La mise en œuvre de l'interdiction intervient alors que les Palestiniens de Gaza sont aux prises avec de graves pénuries d'abris, de nourriture et de fournitures essentielles, exacerbées par le conflit en cours. Les Nations unies et divers organismes internationaux ont exprimé à plusieurs reprises leur inquiétude quant à la détérioration de la situation humanitaire dans la région.
« Israël, en tant que puissance occupante, a l'obligation de garantir un approvisionnement adéquat aux civils palestiniens », a déclaré la coalition des groupes de défense des droits de l'homme. « Non seulement il ne remplit pas cette obligation, mais il empêche également les autres de combler le vide. »

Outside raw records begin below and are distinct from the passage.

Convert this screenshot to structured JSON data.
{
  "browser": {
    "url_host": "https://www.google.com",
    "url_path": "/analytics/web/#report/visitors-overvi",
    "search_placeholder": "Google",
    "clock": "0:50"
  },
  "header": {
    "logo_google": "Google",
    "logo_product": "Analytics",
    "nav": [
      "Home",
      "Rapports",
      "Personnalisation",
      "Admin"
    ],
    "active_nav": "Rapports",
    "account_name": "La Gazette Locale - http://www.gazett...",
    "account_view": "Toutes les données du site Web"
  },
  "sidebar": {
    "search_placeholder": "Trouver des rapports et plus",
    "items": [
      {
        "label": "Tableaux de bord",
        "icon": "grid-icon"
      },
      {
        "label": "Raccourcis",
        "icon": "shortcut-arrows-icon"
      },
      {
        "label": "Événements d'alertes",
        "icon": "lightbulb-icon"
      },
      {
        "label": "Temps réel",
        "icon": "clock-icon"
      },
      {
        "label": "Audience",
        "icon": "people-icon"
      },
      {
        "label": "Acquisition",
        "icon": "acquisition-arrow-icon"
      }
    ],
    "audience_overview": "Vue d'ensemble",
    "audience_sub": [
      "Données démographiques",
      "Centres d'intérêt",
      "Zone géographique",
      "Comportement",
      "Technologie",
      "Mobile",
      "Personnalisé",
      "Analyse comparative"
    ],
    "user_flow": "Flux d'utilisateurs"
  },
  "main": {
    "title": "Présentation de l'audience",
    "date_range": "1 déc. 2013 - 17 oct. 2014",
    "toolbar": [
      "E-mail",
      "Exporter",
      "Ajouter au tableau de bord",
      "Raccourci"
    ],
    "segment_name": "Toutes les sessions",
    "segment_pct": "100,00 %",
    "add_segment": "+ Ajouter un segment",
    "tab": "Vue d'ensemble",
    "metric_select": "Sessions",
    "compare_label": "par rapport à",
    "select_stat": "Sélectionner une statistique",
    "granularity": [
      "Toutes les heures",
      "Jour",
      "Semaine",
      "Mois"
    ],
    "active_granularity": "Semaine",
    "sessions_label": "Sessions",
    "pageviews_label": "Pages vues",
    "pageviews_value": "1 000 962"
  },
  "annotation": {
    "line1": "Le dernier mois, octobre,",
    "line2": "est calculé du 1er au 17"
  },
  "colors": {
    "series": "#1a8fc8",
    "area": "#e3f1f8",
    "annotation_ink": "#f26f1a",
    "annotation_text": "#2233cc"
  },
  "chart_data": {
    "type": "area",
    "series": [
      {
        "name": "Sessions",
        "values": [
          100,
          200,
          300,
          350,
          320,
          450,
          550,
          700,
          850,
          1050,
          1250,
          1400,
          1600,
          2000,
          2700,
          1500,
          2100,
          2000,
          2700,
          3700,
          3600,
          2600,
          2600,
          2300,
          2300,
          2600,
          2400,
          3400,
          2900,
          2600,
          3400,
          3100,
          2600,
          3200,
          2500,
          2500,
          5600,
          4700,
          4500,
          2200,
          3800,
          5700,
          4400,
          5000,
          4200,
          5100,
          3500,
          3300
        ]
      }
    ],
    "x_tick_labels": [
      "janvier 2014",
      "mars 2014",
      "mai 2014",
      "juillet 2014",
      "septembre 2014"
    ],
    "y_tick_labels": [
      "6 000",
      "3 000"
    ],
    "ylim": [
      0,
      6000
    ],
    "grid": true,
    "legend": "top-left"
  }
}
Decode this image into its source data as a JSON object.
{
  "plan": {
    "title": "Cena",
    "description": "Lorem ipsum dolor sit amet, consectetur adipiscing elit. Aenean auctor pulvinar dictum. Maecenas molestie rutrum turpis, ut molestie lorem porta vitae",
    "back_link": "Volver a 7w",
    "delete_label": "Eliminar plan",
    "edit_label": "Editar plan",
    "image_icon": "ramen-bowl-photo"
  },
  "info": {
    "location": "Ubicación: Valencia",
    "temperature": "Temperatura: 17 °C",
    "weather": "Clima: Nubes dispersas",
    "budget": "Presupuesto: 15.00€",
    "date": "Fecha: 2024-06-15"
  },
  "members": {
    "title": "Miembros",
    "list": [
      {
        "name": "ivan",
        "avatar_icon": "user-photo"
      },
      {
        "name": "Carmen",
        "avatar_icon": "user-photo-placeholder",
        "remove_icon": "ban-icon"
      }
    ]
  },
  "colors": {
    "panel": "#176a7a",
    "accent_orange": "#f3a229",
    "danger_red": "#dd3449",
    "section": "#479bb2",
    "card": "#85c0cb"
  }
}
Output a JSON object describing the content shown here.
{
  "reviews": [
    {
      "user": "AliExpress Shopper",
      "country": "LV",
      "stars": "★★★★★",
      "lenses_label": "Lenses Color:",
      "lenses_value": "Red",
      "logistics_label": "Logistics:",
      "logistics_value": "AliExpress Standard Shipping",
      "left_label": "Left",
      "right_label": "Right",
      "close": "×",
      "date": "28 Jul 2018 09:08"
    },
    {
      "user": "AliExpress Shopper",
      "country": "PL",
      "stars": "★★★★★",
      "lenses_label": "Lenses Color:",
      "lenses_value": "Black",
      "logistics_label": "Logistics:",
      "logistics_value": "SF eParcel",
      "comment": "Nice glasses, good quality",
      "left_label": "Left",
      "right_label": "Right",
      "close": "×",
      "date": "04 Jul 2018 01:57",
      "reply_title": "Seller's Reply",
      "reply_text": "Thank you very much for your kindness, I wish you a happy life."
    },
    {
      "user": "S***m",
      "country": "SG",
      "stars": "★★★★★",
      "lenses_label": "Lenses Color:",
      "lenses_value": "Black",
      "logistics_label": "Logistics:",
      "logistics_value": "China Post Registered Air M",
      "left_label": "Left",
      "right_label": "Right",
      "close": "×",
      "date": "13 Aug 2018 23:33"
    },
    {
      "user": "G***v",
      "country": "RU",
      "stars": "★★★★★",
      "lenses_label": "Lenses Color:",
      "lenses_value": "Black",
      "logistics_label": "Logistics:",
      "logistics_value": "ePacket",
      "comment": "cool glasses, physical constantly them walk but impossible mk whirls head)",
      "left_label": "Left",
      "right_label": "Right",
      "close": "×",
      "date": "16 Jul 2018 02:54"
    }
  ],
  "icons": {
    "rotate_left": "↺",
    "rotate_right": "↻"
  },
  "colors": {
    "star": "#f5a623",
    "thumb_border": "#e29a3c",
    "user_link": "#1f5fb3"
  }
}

Le gouvernement israélien a défendu l'interdiction, invoquant des préoccupations selon lesquelles certaines des organisations auraient des liens avec des groupes terroristes, une allégation que les organisations nient avec véhémence. Les critiques soutiennent que l'interdiction est une manœuvre politique visant à isoler davantage Gaza et à faire pression sur ses dirigeants du Hamas.
L'interdiction a contraint des dizaines de groupes d'aide à suspendre leurs opérations à Gaza, laissant un vide important dans la fourniture de services essentiels. Ces organisations fournissent de la nourriture, des soins médicaux, des abris et d'autres formes d'assistance essentielles à une population déjà aux prises avec la pauvreté, les déplacements et les effets de conflits militaires répétés.
La situation à Gaza est depuis longtemps un point central de préoccupation internationale. Israël maintient un blocus du territoire, invoquant des préoccupations de sécurité, qui a sévèrement restreint la circulation des personnes et des biens. Les Nations unies et d'autres organisations internationales ont appelé à la fin du blocus, arguant qu'il constitue une punition collective de la population palestinienne.
L'Union européenne et les États-Unis ont exprimé leur inquiétude face à l'interdiction, exhortant Israël à revenir sur sa décision et à autoriser les organisations humanitaires à reprendre leur travail. La communauté internationale continue de suivre la situation de près, beaucoup craignant une nouvelle détérioration des conditions humanitaires à Gaza.